BLUE MY MIND immerses viewers in its mythical portrayal of puberty.

Blue My Mind begins like any standard teen drama – fifteen-year-old Mia (Luna Wedler) is new in town and trying to play it cool around the in-crowd she longs to join. The usual themes are all present and accounted for, including a difficult relationship with her parents and numbing the pains of youth with sex, drugs, and alcohol. There's also that one alluringly beautiful girl (Zoe Pastelle Holthuizen) who somehow manages to exude confidence and leadership despite being in the most awkward stage of life. What’s different about this film is that Mia isn’t bullied or shunned from this inner circle, instead she develops a genuine friendship with the self-assured Gianna (Holthuizen). They become dedicated friends who come to rely on one another amidst the chaos of growing up. And what's special about this film is how it uses Mia’s unearthly transformation as an allegory for puberty.

In this impressive grad student feature, writer/director Lisa Brühlmann depicts the pain and isolation of puberty in a truly unique fashion. While there are a number of moments reminiscent of coming-of-age titles like Raw, Thirteen, and Ginger Snaps, the practical effects and imagery used to illustrate the struggle Mia endures makes Blue My Mind stand out among typical teen dramas. Viewers are quickly immersed in Mia’s world, whether it's sitting in class with her or in her bedroom where she harbors fear and confusion over what's happening to her body. Sinking into her isolation she uses sex and drugs to numb everything, all while distancing herself from her parents. Her feeling that no one could ever understand what she's going through is extinguished only by the love of Gianna, who is always there to save her from herself. It's beyond refreshing to watch this realistic female friendship emerge on screen.

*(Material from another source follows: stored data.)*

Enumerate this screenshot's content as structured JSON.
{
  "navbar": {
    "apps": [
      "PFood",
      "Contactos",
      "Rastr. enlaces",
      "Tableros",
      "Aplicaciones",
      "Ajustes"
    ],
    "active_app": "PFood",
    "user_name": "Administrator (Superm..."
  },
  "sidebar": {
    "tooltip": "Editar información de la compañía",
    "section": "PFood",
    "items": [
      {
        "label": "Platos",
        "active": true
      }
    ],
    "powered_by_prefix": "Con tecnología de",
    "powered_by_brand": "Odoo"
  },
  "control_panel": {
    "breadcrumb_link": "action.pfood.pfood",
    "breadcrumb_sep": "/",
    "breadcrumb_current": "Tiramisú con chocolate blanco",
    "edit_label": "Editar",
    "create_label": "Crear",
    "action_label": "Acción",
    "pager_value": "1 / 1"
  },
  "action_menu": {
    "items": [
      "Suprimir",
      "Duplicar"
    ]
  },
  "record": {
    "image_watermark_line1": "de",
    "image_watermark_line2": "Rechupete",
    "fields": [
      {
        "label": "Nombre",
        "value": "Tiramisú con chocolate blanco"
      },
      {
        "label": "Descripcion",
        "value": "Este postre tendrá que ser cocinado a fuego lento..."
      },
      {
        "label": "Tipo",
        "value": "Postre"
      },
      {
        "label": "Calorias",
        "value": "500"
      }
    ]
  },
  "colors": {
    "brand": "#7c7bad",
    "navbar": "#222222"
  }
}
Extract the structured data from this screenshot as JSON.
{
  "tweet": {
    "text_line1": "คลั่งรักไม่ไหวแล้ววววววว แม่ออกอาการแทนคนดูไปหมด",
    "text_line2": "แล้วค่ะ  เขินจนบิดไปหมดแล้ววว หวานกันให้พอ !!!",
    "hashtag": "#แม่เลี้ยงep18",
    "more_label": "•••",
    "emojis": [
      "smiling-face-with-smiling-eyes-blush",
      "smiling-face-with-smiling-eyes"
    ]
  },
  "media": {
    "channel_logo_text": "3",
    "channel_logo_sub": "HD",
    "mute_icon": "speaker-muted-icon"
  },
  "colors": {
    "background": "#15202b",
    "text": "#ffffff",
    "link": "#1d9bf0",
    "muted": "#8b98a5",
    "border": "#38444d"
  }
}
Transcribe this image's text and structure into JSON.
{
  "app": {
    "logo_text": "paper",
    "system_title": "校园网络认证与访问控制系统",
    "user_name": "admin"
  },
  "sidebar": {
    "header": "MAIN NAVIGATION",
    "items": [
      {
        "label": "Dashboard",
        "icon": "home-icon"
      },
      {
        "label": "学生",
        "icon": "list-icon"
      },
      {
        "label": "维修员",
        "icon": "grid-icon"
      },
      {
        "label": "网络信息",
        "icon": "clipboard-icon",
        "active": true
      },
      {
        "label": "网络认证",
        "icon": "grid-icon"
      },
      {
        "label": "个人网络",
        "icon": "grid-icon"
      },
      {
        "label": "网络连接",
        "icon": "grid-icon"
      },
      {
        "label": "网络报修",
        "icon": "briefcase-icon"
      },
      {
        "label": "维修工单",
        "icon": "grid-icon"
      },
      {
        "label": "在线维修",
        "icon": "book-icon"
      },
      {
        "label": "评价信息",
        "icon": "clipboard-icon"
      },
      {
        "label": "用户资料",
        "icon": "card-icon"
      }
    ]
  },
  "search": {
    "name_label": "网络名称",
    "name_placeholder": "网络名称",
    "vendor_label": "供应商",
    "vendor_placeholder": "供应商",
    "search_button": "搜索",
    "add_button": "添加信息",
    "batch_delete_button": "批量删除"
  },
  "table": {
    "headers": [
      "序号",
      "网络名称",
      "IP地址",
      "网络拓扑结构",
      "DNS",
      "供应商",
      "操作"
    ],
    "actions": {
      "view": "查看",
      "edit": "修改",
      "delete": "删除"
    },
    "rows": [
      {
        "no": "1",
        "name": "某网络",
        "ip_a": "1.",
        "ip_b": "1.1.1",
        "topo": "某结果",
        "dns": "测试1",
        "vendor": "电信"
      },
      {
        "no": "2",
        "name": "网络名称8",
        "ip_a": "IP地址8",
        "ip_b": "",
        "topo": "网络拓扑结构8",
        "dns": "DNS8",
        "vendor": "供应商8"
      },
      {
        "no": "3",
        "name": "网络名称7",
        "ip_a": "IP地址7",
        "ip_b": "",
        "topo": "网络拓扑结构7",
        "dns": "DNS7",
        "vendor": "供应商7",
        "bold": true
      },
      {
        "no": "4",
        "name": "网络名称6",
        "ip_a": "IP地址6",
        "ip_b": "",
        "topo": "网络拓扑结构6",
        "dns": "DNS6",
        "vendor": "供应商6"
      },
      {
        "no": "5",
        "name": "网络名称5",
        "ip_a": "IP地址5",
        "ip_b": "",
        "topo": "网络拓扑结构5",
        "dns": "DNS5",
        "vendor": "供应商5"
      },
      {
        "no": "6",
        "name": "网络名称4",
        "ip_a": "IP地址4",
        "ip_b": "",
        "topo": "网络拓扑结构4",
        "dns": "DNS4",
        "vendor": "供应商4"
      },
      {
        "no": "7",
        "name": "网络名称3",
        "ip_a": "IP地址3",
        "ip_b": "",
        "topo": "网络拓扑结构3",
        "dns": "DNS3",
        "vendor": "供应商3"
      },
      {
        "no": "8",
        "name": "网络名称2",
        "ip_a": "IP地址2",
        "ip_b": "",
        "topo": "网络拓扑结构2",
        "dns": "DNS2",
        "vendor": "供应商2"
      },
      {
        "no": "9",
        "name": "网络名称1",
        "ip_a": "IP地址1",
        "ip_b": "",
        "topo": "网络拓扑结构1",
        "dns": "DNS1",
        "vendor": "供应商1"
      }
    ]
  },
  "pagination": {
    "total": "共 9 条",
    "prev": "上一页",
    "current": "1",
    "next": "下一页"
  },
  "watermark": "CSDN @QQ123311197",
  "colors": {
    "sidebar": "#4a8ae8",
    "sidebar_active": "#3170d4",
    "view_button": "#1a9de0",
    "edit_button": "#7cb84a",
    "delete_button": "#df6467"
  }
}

It's difficult to write around exactly what it is Mia is becoming, but I don't want to spoil the poignant beauty of her transformation. Regardless, it's Brühlmann's visual imagery of the physical and emotional changes that are so memorable. Aside from the intentional harm Mia inflicts on her body with sex and drugs, it has begun morphing in unnatural and terrifying ways. The practical effects never feel outlandish or false and neither do Mia's attempts to stifle or hide them. In fact, everything about Blue My Mind, from the realistic to the fantastical rings true. It may strike some viewers as too similar to other body horror coming-of-age films to stand on its own. But while the story of a young girl becoming a woman may be one we've seen and read a hundred times, this one manages to reach new depths.